A modest tale of an immodest 19th-century woman who crossed both enemy and gender lines.
Sarah Emma Edmonds took off running from New Brunswick when her farmer father decided to marry her off to a neighbor. And when she stopped running, she stole a page from a favorite novel, Fanny Campbell, the Female Pirate Captain, and disguised herself as a man—not to join a pirate crew but to sell books door to door. She got away with the ruse and earned nearly a thousand dollars, a small fortune for the time. When the Civil War began, Emma put the pants back on and joined a Union regiment. That, writes Washington attorney Gansler, was not entirely unusual: “The exact number of cross-dressing soldiers in the Civil War is not known, but is estimated to be between 250 and 500.” Other aspects of Emma’s career as the soldier named “Frank Thompson,” however, were rare. While working as a nurse, she was found out by a fellow soldier, one Jerome Robbins, who did not reveal her secret; the fraught relationship that ensued lasted for years and occasioned plenty of heartache, but Robbins kept mum even as Emma stretched her talent and disappeared behind enemy lines, now disguised as a slave.

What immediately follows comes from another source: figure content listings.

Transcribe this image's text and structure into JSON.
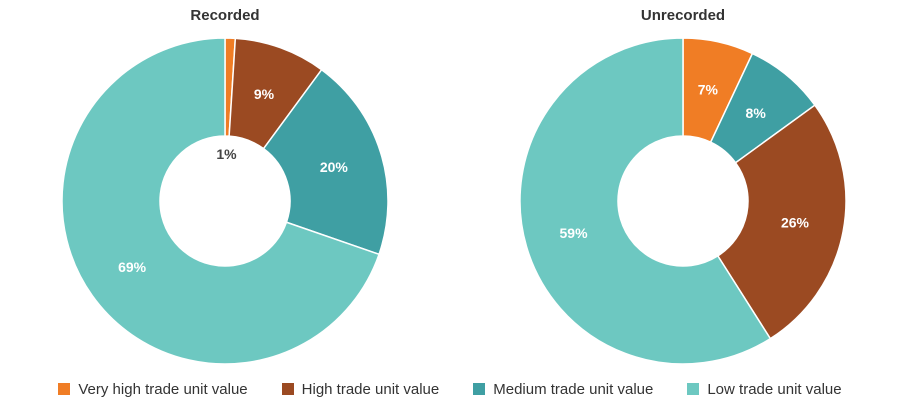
{
  "chart_data": [
    {
      "type": "pie",
      "variant": "donut",
      "title": "Recorded",
      "categories": [
        "Very high trade unit value",
        "High trade unit value",
        "Medium trade unit value",
        "Low trade unit value"
      ],
      "values": [
        1,
        9,
        20,
        69
      ],
      "data_labels": [
        "1%",
        "9%",
        "20%",
        "69%"
      ]
    },
    {
      "type": "pie",
      "variant": "donut",
      "title": "Unrecorded",
      "categories": [
        "Very high trade unit value",
        "High trade unit value",
        "Medium trade unit value",
        "Low trade unit value"
      ],
      "values": [
        7,
        26,
        8,
        59
      ],
      "data_labels": [
        "7%",
        "26%",
        "8%",
        "59%"
      ]
    }
  ],
  "slice_order": {
    "Recorded": [
      "Very high trade unit value",
      "High trade unit value",
      "Medium trade unit value",
      "Low trade unit value"
    ],
    "Unrecorded": [
      "Very high trade unit value",
      "Medium trade unit value",
      "High trade unit value",
      "Low trade unit value"
    ]
  },
  "legend": {
    "placement": "bottom",
    "items": [
      {
        "label": "Very high trade unit value",
        "color": "#f07d25"
      },
      {
        "label": "High trade unit value",
        "color": "#9b4a22"
      },
      {
        "label": "Medium trade unit value",
        "color": "#3f9fa3"
      },
      {
        "label": "Low trade unit value",
        "color": "#6dc8c1"
      }
    ]
  },
  "colors": {
    "Very high trade unit value": "#f07d25",
    "High trade unit value": "#9b4a22",
    "Medium trade unit value": "#3f9fa3",
    "Low trade unit value": "#6dc8c1"
  }
}
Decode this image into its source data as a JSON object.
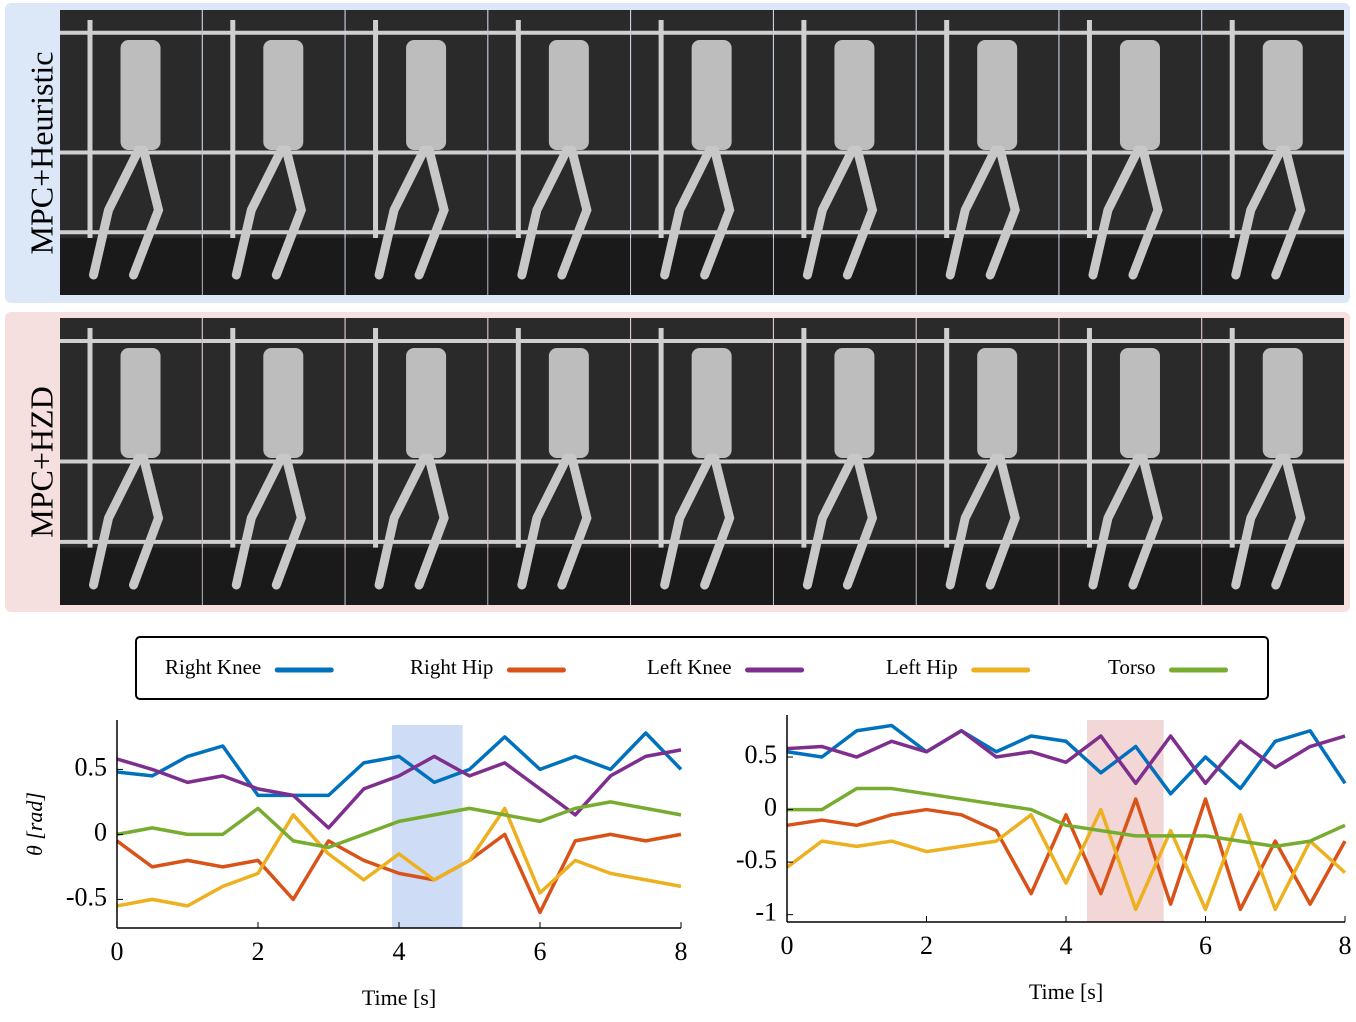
{
  "panels": [
    {
      "label": "MPC+Heuristic"
    },
    {
      "label": "MPC+HZD"
    }
  ],
  "chart_data": [
    {
      "type": "line",
      "x_label": "Time [s]",
      "y_label": "θ [rad]",
      "x": [
        0,
        0.5,
        1,
        1.5,
        2,
        2.5,
        3,
        3.5,
        4,
        4.5,
        5,
        5.5,
        6,
        6.5,
        7,
        7.5,
        8
      ],
      "xlim": [
        0,
        8
      ],
      "xticks": [
        0,
        2,
        4,
        6,
        8
      ],
      "ylim": [
        -0.72,
        0.88
      ],
      "yticks": [
        -0.5,
        0,
        0.5
      ],
      "highlight": {
        "range": [
          3.9,
          4.9
        ],
        "color": "#cfdcf5"
      },
      "series": [
        {
          "name": "Right Knee",
          "color": "#0072bd",
          "values": [
            0.48,
            0.45,
            0.6,
            0.68,
            0.3,
            0.3,
            0.3,
            0.55,
            0.6,
            0.4,
            0.5,
            0.75,
            0.5,
            0.6,
            0.5,
            0.78,
            0.5
          ]
        },
        {
          "name": "Right Hip",
          "color": "#d95319",
          "values": [
            -0.05,
            -0.25,
            -0.2,
            -0.25,
            -0.2,
            -0.5,
            -0.05,
            -0.2,
            -0.3,
            -0.35,
            -0.2,
            0.0,
            -0.6,
            -0.05,
            0.0,
            -0.05,
            0.0
          ]
        },
        {
          "name": "Left Knee",
          "color": "#7e2f8e",
          "values": [
            0.58,
            0.5,
            0.4,
            0.45,
            0.35,
            0.3,
            0.05,
            0.35,
            0.45,
            0.6,
            0.45,
            0.55,
            0.35,
            0.15,
            0.45,
            0.6,
            0.65
          ]
        },
        {
          "name": "Left Hip",
          "color": "#edb120",
          "values": [
            -0.55,
            -0.5,
            -0.55,
            -0.4,
            -0.3,
            0.15,
            -0.15,
            -0.35,
            -0.15,
            -0.35,
            -0.2,
            0.2,
            -0.45,
            -0.2,
            -0.3,
            -0.35,
            -0.4
          ]
        },
        {
          "name": "Torso",
          "color": "#77ac30",
          "values": [
            0.0,
            0.05,
            0.0,
            0.0,
            0.2,
            -0.05,
            -0.1,
            0.0,
            0.1,
            0.15,
            0.2,
            0.15,
            0.1,
            0.2,
            0.25,
            0.2,
            0.15
          ]
        }
      ]
    },
    {
      "type": "line",
      "x_label": "Time [s]",
      "x": [
        0,
        0.5,
        1,
        1.5,
        2,
        2.5,
        3,
        3.5,
        4,
        4.5,
        5,
        5.5,
        6,
        6.5,
        7,
        7.5,
        8
      ],
      "xlim": [
        0,
        8
      ],
      "xticks": [
        0,
        2,
        4,
        6,
        8
      ],
      "ylim": [
        -1.07,
        0.9
      ],
      "yticks": [
        -1,
        -0.5,
        0,
        0.5
      ],
      "highlight": {
        "range": [
          4.3,
          5.4
        ],
        "color": "#f3d6d6"
      },
      "series": [
        {
          "name": "Right Knee",
          "color": "#0072bd",
          "values": [
            0.55,
            0.5,
            0.75,
            0.8,
            0.55,
            0.75,
            0.55,
            0.7,
            0.65,
            0.35,
            0.6,
            0.15,
            0.5,
            0.2,
            0.65,
            0.75,
            0.25
          ]
        },
        {
          "name": "Right Hip",
          "color": "#d95319",
          "values": [
            -0.15,
            -0.1,
            -0.15,
            -0.05,
            0.0,
            -0.05,
            -0.2,
            -0.8,
            -0.05,
            -0.8,
            0.1,
            -0.9,
            0.1,
            -0.95,
            -0.3,
            -0.9,
            -0.3
          ]
        },
        {
          "name": "Left Knee",
          "color": "#7e2f8e",
          "values": [
            0.58,
            0.6,
            0.5,
            0.65,
            0.55,
            0.75,
            0.5,
            0.55,
            0.45,
            0.7,
            0.25,
            0.7,
            0.25,
            0.65,
            0.4,
            0.6,
            0.7
          ]
        },
        {
          "name": "Left Hip",
          "color": "#edb120",
          "values": [
            -0.55,
            -0.3,
            -0.35,
            -0.3,
            -0.4,
            -0.35,
            -0.3,
            -0.05,
            -0.7,
            0.0,
            -0.95,
            -0.2,
            -0.95,
            -0.05,
            -0.95,
            -0.3,
            -0.6
          ]
        },
        {
          "name": "Torso",
          "color": "#77ac30",
          "values": [
            0.0,
            0.0,
            0.2,
            0.2,
            0.15,
            0.1,
            0.05,
            0.0,
            -0.15,
            -0.2,
            -0.25,
            -0.25,
            -0.25,
            -0.3,
            -0.35,
            -0.3,
            -0.15
          ]
        }
      ]
    }
  ]
}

By Gansler’s account, there is not much proof that Emma acted as a spy except for what Emma herself wrote in her postwar memoir, Nurse and Spy, which is not always trustworthy; as Gansler writes, Emma’s tales of adventure “were—and are—impossible to verify, but, true or not, they added a great deal of drama to the book.” Still, there seems little reason to doubt Emma’s word, especially given the testimony of others in her regiment, and the injuries she suffered in service were very real.
A minor footnote in Civil War history.